Everything you need to know about Public Safety Power Shutoffs

Power pylon – overloaded electrical circuit causing electrical short.

 

Southern California residents are aware of the unique “seasons” we experience here- June gloom, fire season, Santa Ana winds– but in recent years the timelines for these weather events are getting stretched or occurring at altogether surprising times. Take the Santa Anas, an annual wind evoking plenty of regional folklore and allergies galore, that typically start in October but whose season gets longer each year. June Gloom, as the name implies, typically starts in late spring/early summer, but it’s also been occurring later than expected.

 

Longer and more extreme seasons not only exacerbate an already volatile fire season, but they also threaten our aging electrical grid in ways that impact every Californian. What’s one way they affect residents and business owners? Public Safety Power Shutoffs (PSPS). According to PG&E, a PSPS happens because “High winds can cause trees or debris to damage electric lines and cause wildfires. As a result, we may need to turn off power during severe weather.”

 

The PSPS Warning System

 

The power company looks at several factors to determine whether a public safety power shutoff is necessary: low humidity levels, high winds, fuel conditions, red flag warnings, and real-time observations. Once the risk has been assessed, they initiate a warning system to allow consumers time to prepare.

 

The warning system for a PSPS typically starts with a severe weather forecast a week ahead of time, followed by the power company alerting consumers one to two days ahead of the bad weather with potential times for when power will be shut off. Why exactly is power shut off if a community isn’t directly threatened by fires or inclement weather? Because of the grid.

 

Your neighborhood may not be in a high-fire threat area, but if your power lines run through a more high-risk area your power will need to be shut off to prevent further damage to the power grid.

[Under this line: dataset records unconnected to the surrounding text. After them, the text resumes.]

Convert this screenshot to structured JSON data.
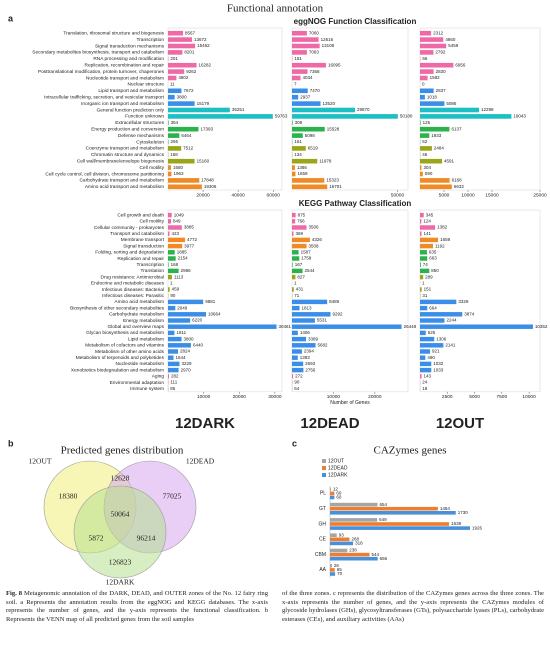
{
  "figure_title": "Functional annotation",
  "panel_labels": [
    "a",
    "b",
    "c"
  ],
  "chart_data": [
    {
      "type": "hbar-panels",
      "title": "eggNOG Function Classification",
      "categories": [
        "Translation, ribosomal structure and biogenesis",
        "Transcription",
        "Signal transduction mechanisms",
        "Secondary metabolites biosynthesis, transport and catabolism",
        "RNA processing and modification",
        "Replication, recombination and repair",
        "Posttranslational modification, protein turnover, chaperones",
        "Nucleotide transport and metabolism",
        "Nuclear structure",
        "Lipid transport and metabolism",
        "Intracellular trafficking, secretion, and vesicular transport",
        "Inorganic ion transport and metabolism",
        "General function prediction only",
        "Function unknown",
        "Extracellular structures",
        "Energy production and conversion",
        "Defense mechanisms",
        "Cytoskeleton",
        "Coenzyme transport and metabolism",
        "Chromatin structure and dynamics",
        "Cell wall/membrane/envelope biogenesis",
        "Cell motility",
        "Cell cycle control, cell division, chromosome partitioning",
        "Carbohydrate transport and metabolism",
        "Amino acid transport and metabolism"
      ],
      "colors": [
        "#ee6aa7",
        "#ee6aa7",
        "#ee6aa7",
        "#ee6aa7",
        "#ee6aa7",
        "#ee6aa7",
        "#ee6aa7",
        "#ee6aa7",
        "#3b8ee8",
        "#3b8ee8",
        "#3b8ee8",
        "#3b8ee8",
        "#1cbfc4",
        "#1cbfc4",
        "#2bb24c",
        "#2bb24c",
        "#2bb24c",
        "#2bb24c",
        "#9aa51a",
        "#9aa51a",
        "#9aa51a",
        "#f08a24",
        "#f08a24",
        "#f08a24",
        "#f08a24"
      ],
      "series": [
        {
          "values": [
            8567,
            13672,
            15462,
            8201,
            201,
            16282,
            9262,
            4802,
            11,
            7672,
            3800,
            15179,
            35251,
            59763,
            364,
            17393,
            6464,
            265,
            7512,
            168,
            15160,
            1680,
            1963,
            17848,
            19306
          ],
          "xlim": [
            0,
            65000
          ],
          "xticks": [
            20000,
            40000,
            60000
          ]
        },
        {
          "values": [
            7060,
            12616,
            13108,
            7063,
            151,
            16095,
            7368,
            4034,
            7,
            7470,
            2937,
            13520,
            29870,
            50180,
            308,
            15528,
            5098,
            161,
            6519,
            134,
            11978,
            1386,
            1659,
            15323,
            16701
          ],
          "xlim": [
            0,
            55000
          ],
          "xticks": [
            50000
          ]
        },
        {
          "values": [
            2312,
            4860,
            5459,
            2792,
            66,
            6956,
            2830,
            1582,
            0,
            2837,
            1018,
            5086,
            12298,
            19043,
            125,
            6137,
            1933,
            52,
            2484,
            46,
            4591,
            304,
            590,
            6168,
            6632
          ],
          "xlim": [
            0,
            25000
          ],
          "xticks": [
            5000,
            10000,
            15000,
            25000
          ]
        }
      ]
    },
    {
      "type": "hbar-panels",
      "title": "KEGG Pathway Classification",
      "x_label": "Number of Genes",
      "categories": [
        "Cell growth and death",
        "Cell motility",
        "Cellular community - prokaryotes",
        "Transport and catabolism",
        "Membrane transport",
        "Signal transduction",
        "Folding, sorting and degradation",
        "Replication and repair",
        "Transcription",
        "Translation",
        "Drug resistance: Antimicrobial",
        "Endocrine and metabolic diseases",
        "Infectious diseases: Bacterial",
        "Infectious diseases: Parasitic",
        "Amino acid metabolism",
        "Biosynthesis of other secondary metabolites",
        "Carbohydrate metabolism",
        "Energy metabolism",
        "Global and overview maps",
        "Glycan biosynthesis and metabolism",
        "Lipid metabolism",
        "Metabolism of cofactors and vitamins",
        "Metabolism of other amino acids",
        "Metabolism of terpenoids and polyketides",
        "Nucleotide metabolism",
        "Xenobiotics biodegradation and metabolism",
        "Aging",
        "Environmental adaptation",
        "Immune system"
      ],
      "colors": [
        "#ee6aa7",
        "#ee6aa7",
        "#ee6aa7",
        "#ee6aa7",
        "#f08a24",
        "#f08a24",
        "#2bb24c",
        "#2bb24c",
        "#2bb24c",
        "#2bb24c",
        "#9aa51a",
        "#9aa51a",
        "#9aa51a",
        "#9aa51a",
        "#3b8ee8",
        "#3b8ee8",
        "#3b8ee8",
        "#3b8ee8",
        "#3b8ee8",
        "#3b8ee8",
        "#3b8ee8",
        "#3b8ee8",
        "#3b8ee8",
        "#3b8ee8",
        "#3b8ee8",
        "#3b8ee8",
        "#ee6aa7",
        "#ee6aa7",
        "#ee6aa7"
      ],
      "series": [
        {
          "name": "12DARK",
          "values": [
            1049,
            849,
            3885,
            423,
            4772,
            3977,
            1885,
            2154,
            168,
            2986,
            1113,
            1,
            459,
            90,
            9881,
            2049,
            10664,
            6220,
            30461,
            1811,
            3800,
            6440,
            2824,
            1544,
            3229,
            2970,
            282,
            111,
            85
          ],
          "xlim": [
            0,
            32000
          ],
          "xticks": [
            10000,
            20000,
            30000
          ]
        },
        {
          "name": "12DEAD",
          "values": [
            875,
            766,
            3506,
            369,
            4326,
            3508,
            1587,
            1758,
            167,
            2544,
            827,
            1,
            431,
            71,
            8489,
            1813,
            9292,
            5531,
            26448,
            1406,
            3389,
            5682,
            2394,
            1393,
            2693,
            2756,
            272,
            90,
            64
          ],
          "xlim": [
            0,
            28000
          ],
          "xticks": [
            10000,
            20000
          ]
        },
        {
          "name": "12OUT",
          "values": [
            345,
            124,
            1382,
            141,
            1659,
            1192,
            635,
            663,
            74,
            850,
            289,
            1,
            151,
            31,
            3329,
            664,
            3874,
            2244,
            10352,
            525,
            1306,
            2141,
            921,
            490,
            1032,
            1033,
            143,
            24,
            18
          ],
          "xlim": [
            0,
            11000
          ],
          "xticks": [
            2500,
            5000,
            7500,
            10000
          ]
        }
      ]
    },
    {
      "type": "venn",
      "title": "Predicted genes distribution",
      "sets": [
        "12OUT",
        "12DEAD",
        "12DARK"
      ],
      "colors": [
        "#f2ee7a",
        "#d7a6ee",
        "#b5e08e"
      ],
      "values": [
        18380,
        77025,
        126823,
        12628,
        5872,
        96214,
        50064
      ]
    },
    {
      "type": "grouped-hbar",
      "title": "CAZymes genes",
      "categories": [
        "PL",
        "GT",
        "GH",
        "CE",
        "CBM",
        "AA"
      ],
      "series": [
        {
          "name": "12OUT",
          "color": "#a5a5a5",
          "values": [
            12,
            654,
            649,
            93,
            238,
            26
          ]
        },
        {
          "name": "12DEAD",
          "color": "#ed7d31",
          "values": [
            60,
            1484,
            1638,
            268,
            544,
            65
          ]
        },
        {
          "name": "12DARK",
          "color": "#4a90d9",
          "values": [
            60,
            1730,
            1926,
            318,
            656,
            70
          ]
        }
      ]
    }
  ],
  "caption": {
    "figure_label": "Fig. 8",
    "left": "Metagenomic annotation of the DARK, DEAD, and OUTER zones of the No. 12 fairy ring soil. a Represents the annotation results from the eggNOG and KEGG databases. The x-axis represents the number of genes, and the y-axis represents the functional classification. b Represents the VENN map of all predicted genes from the soil samples",
    "right": "of the three zones. c represents the distribution of the CAZymes genes across the three zones. The x-axis represents the number of genes, and the y-axis represents the CAZymes modules of glycoside hydrolases (GHs), glycosyltransferases (GTs), polysaccharide lyases (PLs), carbohydrate esterases (CEs), and auxiliary activities (AAs)"
  }
}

Believe it or not, grid problems in Northern California can affect people as far south as San Diego.

 

High Fire Risk Areas

 

Chances are if you’re in a high fire risk area, you know it. If you don’t know, the California Public Utilities Commission has identified regions with high wildfire risk and categorized them into two tiers: Tier 3 or extreme risk and Tier 2 or elevated risk. Several online maps allow you to see whether your community falls into one of these categories.

 

How to Prepare for a PSPS

 

Now that you’re familiar with the risk, what can you do to ensure you’re not scrambling for a backup power source at the last minute? For one, you can give Duthie Power a call to see if your home is a good candidate for a permanent standby generator. If you’re a renter or a homeowner who doesn’t have the five feet of clearance to safely install a permanent generator, you can also purchase a portable generator.

 

Other ways to prepare include:

 

  1. Create an emergency kit
  2. Charge your cellphone and secure backup charging sources for any medical devices
  3. Create a list of emergency contacts
  4. Keep a flashlight and extra batteries in an accessible area
  5. Stash some cash and gas for your car
  6. Make sure you know how to manually override any electric-powered doors or security systems

 

Now that you know what a Public Safety Power Shutoff is all about and how to prepare, what steps will you take to keep the lights on?